Realization: intermediate scale \(1 \ll L_0 \ll L\):

  • partition \((0,L)^d\) into \((L/L_0)^d\) cubes.
  • glue the solutions to PDE on sub-cubes \(\Rightarrow\) competitor \(\tilde u\):

\[\begin{equation} \frac 1 {L^d} \mathbb{E}\left[ \int_{(0,L)^d} |\nabla \tilde u|^2 \right] = \frac{1}{L_0^d} \mathbb{E}\left[ \int_{(0,L_0)^d} |\nabla u_0|^2 \right] \end{equation}\]

  • \(\tilde u\) is almost optimizer:

\[\begin{equation} \frac 1 {L^d} \mathbb{E}\left[ \int_{(0,L)^d} |\nabla \tilde u|^2 \right] - \frac 1 {L^d}\mathbb{E}\left[ \int_{(0,L)^d} |\nabla u|^2 \right] \ll 1. \end{equation}\]

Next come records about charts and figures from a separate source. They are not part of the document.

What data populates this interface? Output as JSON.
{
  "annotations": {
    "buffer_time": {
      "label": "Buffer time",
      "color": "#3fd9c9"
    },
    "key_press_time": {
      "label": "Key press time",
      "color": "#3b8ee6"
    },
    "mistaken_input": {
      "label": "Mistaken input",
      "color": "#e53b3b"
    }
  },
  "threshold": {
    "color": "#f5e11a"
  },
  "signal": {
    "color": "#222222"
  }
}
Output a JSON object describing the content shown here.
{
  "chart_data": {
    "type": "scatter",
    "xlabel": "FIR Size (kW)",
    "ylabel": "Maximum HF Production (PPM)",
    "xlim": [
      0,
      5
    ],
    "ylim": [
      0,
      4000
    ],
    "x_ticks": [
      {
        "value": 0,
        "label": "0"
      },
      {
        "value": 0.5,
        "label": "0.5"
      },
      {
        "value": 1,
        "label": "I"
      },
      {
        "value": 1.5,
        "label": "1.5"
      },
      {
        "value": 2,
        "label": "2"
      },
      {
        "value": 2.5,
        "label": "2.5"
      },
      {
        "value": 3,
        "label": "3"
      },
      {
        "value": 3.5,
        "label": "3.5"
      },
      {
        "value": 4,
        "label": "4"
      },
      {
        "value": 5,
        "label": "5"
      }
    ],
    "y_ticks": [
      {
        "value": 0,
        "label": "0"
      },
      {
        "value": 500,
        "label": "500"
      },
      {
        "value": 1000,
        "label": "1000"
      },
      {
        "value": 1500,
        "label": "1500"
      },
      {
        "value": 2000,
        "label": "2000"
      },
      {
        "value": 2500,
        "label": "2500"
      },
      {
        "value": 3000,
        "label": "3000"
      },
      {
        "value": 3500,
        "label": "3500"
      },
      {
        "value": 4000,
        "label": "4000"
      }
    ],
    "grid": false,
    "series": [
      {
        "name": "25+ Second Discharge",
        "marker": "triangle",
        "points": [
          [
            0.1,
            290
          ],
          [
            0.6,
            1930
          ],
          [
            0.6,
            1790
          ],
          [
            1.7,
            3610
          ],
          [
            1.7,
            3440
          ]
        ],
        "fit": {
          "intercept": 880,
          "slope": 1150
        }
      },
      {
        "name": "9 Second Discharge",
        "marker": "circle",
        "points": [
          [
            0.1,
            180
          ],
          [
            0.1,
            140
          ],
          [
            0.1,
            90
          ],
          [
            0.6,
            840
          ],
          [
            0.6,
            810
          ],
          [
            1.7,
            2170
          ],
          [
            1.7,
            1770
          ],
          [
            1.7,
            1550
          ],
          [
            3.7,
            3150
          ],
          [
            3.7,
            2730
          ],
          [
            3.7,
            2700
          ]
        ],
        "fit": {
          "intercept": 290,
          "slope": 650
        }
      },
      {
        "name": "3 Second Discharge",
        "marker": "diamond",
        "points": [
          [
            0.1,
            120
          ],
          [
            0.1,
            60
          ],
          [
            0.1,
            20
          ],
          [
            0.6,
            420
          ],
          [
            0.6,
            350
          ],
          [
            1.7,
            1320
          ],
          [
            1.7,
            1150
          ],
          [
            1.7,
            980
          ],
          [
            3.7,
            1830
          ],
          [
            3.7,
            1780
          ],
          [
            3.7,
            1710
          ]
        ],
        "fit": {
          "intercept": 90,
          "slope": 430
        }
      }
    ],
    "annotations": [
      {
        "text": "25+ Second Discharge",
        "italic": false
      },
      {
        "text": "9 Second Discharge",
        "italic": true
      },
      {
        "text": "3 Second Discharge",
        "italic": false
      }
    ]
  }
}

  • By stability of solutions, \(\tilde u\) is close to \(u\):

\[\begin{equation} \mathbb{E}\left[ \int_{(0,L)^d} |u- \tilde u|^2 \right] \ll L^{d+2}. \end{equation}\] (roughly) \(|u - \tilde u| \ll L\).

  • By construction: \(|\tilde u| \ll L_0 \ll L\)

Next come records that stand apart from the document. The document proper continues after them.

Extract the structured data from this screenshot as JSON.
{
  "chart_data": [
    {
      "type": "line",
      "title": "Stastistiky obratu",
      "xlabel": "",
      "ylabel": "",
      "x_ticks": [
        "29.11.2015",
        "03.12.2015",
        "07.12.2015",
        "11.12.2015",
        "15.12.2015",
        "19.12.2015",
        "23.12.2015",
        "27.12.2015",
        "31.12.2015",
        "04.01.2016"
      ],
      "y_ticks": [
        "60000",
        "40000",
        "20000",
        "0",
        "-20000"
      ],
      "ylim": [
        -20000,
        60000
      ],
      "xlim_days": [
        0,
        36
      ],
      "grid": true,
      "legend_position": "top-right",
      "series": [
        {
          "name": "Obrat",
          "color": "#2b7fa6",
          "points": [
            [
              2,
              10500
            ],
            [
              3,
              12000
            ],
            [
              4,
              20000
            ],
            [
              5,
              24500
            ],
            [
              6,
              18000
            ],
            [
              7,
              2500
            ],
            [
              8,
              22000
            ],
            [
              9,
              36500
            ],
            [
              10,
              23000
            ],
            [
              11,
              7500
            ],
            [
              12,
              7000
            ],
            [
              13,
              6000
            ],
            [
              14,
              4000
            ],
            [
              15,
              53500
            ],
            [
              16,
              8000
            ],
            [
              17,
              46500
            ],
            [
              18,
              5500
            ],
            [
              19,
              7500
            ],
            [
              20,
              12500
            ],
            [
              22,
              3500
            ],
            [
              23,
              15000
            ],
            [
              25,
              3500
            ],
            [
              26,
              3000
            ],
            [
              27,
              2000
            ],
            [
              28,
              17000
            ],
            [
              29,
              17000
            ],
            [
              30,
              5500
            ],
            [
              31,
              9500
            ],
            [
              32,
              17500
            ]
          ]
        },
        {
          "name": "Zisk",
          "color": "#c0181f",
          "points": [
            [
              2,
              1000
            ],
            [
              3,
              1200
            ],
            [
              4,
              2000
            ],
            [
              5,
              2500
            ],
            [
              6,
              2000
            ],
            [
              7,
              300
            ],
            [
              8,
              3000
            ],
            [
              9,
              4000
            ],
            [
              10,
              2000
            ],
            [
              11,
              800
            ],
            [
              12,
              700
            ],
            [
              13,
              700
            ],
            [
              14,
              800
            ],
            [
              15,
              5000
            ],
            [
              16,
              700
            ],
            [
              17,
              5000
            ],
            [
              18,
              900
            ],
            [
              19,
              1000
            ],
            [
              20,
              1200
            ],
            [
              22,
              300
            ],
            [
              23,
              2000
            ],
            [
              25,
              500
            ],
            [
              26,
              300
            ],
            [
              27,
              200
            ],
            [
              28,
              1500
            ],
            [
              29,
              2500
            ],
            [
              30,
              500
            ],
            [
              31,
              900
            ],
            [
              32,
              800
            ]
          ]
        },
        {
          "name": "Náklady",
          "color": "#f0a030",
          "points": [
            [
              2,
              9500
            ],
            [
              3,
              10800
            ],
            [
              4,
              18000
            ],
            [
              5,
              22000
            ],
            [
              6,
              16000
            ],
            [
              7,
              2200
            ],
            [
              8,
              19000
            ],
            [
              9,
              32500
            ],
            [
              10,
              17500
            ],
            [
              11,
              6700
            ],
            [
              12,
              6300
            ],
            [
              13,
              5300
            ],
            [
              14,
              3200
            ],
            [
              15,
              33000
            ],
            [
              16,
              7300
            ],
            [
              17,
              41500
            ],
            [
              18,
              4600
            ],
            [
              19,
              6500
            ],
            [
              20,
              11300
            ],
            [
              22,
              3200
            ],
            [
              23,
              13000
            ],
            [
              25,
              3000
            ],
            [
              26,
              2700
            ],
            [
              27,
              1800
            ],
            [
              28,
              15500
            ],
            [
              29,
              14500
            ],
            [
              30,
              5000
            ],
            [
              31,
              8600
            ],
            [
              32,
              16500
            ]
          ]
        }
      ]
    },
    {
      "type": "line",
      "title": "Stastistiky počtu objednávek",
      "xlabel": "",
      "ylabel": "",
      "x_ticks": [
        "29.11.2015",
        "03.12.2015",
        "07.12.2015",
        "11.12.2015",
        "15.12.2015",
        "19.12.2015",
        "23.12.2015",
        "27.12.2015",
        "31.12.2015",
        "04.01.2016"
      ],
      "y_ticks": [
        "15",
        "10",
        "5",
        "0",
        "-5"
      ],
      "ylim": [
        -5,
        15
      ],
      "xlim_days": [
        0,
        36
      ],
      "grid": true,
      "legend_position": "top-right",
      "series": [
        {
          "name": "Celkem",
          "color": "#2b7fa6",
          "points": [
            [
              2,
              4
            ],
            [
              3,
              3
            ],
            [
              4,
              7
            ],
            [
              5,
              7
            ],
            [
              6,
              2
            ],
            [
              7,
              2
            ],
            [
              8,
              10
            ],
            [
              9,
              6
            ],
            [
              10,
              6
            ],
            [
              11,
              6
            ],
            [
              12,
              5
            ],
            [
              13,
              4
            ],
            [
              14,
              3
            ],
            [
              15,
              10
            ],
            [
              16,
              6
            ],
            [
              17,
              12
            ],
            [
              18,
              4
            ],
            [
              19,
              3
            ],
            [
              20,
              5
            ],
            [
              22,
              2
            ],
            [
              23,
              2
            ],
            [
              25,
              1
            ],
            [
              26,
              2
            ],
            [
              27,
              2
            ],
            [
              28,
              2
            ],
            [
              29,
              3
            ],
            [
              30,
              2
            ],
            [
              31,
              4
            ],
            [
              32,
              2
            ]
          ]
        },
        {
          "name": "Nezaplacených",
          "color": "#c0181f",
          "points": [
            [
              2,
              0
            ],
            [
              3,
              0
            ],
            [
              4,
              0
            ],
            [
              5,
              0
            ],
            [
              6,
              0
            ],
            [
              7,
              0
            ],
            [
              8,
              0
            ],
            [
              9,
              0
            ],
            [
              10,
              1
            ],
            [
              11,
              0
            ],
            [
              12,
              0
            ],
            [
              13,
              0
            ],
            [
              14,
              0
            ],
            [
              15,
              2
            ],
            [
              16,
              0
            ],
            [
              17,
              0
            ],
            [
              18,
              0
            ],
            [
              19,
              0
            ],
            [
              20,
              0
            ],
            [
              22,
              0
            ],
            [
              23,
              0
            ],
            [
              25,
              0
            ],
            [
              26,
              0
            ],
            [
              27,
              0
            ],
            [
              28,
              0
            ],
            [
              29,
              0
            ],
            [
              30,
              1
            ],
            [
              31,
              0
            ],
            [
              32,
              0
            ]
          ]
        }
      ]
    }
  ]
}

  • By triangle inequality:

\[ \mathbb{E}\left[ \int_{(0,L)^d}|u|^2 \right] \ll L^{d+2}. \]

Final comments

  • The PDE ansatz fails at microscopic scales \(\Rightarrow\) Optimal Transport becomes technical

  • Stability of solutions to Optimal Transport is widely open!

Theorem (Mérigot-Delalande-Chazal, Mischler-T.)

For \(p>1\), there exists \(\theta(p)\in (0,1)\) and \(C(p)< \infty\) such that, for any \(\mu\), \(\nu\), probability measures on \([0,1]^d\), it holds \[\begin{equation}\label{eq:stability-map} \int_{[0,1]^d} |T_{\mu}(x) - T_\nu(x)|^2 dx \le C \mathsf{W}_1(\mu, \nu)^{2\theta}, \end{equation}\] where \(T_\mu\) denotes the optimal transport map for \(\mathsf{W}_p(\mathcal{L}^d_{[0,1]^d}, \mu)\), and similarly \(T_\nu\).